Familienrecht

Rechtsanwälte: RA Matthias Westerholt

Die familienrechtliche Beratung gehört zu unseren Schwerpunkten. Neben der (bundesweiten) Begleitung in Scheidungs-, Sorgerechts- oder Unterhaltsverfahren beraten und unterstützen wir Sie in der Vorbereitung, Erarbeitung und Beurkundung von Ehe- oder sonstigen, familienrechtlichen Verträgen.

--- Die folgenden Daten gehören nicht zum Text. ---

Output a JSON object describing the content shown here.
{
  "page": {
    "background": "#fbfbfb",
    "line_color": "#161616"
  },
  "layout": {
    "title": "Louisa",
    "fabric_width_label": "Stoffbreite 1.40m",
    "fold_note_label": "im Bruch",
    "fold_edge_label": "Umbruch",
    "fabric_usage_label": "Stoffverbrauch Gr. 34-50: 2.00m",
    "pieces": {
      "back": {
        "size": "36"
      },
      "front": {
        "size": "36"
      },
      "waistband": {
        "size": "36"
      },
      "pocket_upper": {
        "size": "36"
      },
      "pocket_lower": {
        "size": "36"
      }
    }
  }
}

Wir arbeiten eng mit einem großen Mediationsanbieter zusammen und stehen als Verfahrenspfleger Kindern in schwierigen Verfahren zur Seite. Rechtsanwalt Matthias Westerholt arbeitet nebenberuflich als Dozent im Bereich Familienrecht bei der Diakonischen Akademie Deutschland und ist Mitbegründer der Arbeitsgemeinschaft Verfahrenspfleger/innen in Bremen und Niedersachsen.

RA Matthias Westerholt informiert:

Ein Betreuungs-Wechselmodell setzt die Bereitschaft und Fähigkeit der Eltern voraus, miteinander zu kooperieren und zu kommunizieren. Gegen den Willen eines Elternteils kann ein Betreuungs-Wechselmodell nicht familiengerichtlich angeordnet werden. Ein Betreuungs-Wechselmodell ist mit dem Kindeswohl nicht vereinbar, wenn das Kind durch den ständigen Wechsel belastet wird und keine Stabilität erfahren kann. Lesen Sie hier das komplette Urteil des OLG Koblenz

RAin Eva Dworschak informiert:

Das im Mai 2009 erlassene Gendiagnostikgesetz (BT-Drucks. 16/10532) (BRDrucks. 374/09)regelt die Voraussetzungen gendiagnostischer Untersuchungen zur Klärung der Abstammung.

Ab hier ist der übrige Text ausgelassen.